Consolidation in business refers to an amalgamation of different business units or individual companies into one big organisation. Business consolidation is usually deployed to upgrade and boost the operational efficiency of a company and reducing redundant employees and processes.
Business consolidation is often related to mergers and the addition of various small scale enterprises incorporated into a new establishment and the actual company cease the exist. For a business, consolidation can be cost-saving if its long-term, but in short-term, it can be complex and costly.
Few categories when business consolidated fits perfectly:
- When a small company is combined with the large organisation, the first and the original organisation cease the exist.
- The owner company liquidates the assets of a business it buys, embraces or dismantle its operation.

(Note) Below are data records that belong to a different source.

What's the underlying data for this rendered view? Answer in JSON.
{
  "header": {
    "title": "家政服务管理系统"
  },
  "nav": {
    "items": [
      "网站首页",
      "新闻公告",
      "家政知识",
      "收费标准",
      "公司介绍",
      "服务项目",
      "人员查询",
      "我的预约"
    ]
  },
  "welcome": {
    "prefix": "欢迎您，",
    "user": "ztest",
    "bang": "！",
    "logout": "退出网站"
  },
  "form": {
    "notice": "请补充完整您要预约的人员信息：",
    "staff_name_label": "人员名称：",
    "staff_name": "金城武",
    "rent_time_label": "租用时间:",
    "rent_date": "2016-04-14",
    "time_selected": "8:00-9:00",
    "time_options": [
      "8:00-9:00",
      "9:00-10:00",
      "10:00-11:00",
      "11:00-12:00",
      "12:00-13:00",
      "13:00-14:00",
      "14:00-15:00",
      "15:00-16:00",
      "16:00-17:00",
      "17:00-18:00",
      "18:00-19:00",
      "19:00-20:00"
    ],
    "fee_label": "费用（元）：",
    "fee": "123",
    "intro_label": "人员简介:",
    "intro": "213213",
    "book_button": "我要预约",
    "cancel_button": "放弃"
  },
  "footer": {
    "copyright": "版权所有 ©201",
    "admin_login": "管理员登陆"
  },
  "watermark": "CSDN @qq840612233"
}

- The owner company has the right and power to buy more the 50 per cent of the share of a business and therefore, both the company survives.
- When a decision is not based on voting the acquiring company can make the decision as per his/her interest.
The Advantage of Business Consolidated
- If the consolidated business is stable, has enough assets to utilise collateral, and more profitable than it can acquire low-cost financing.
- It can buy more units, products or services from the suppliers
- It can help the organisation for a greater geographical reach resulting in a bigger customer base.
- The organisation can concentrate on market share and high priced products line ups.
- Merging an old and established technology organisation with a new start-up venture can be beneficial because of skills, knowledge, and experience.
The Constraint in Business Consolidation
- The combined companies might have cultural differences and can affect the work environment.
- Though a new venture company can get a lot of advantages from the old established company, ideology and personality can clash.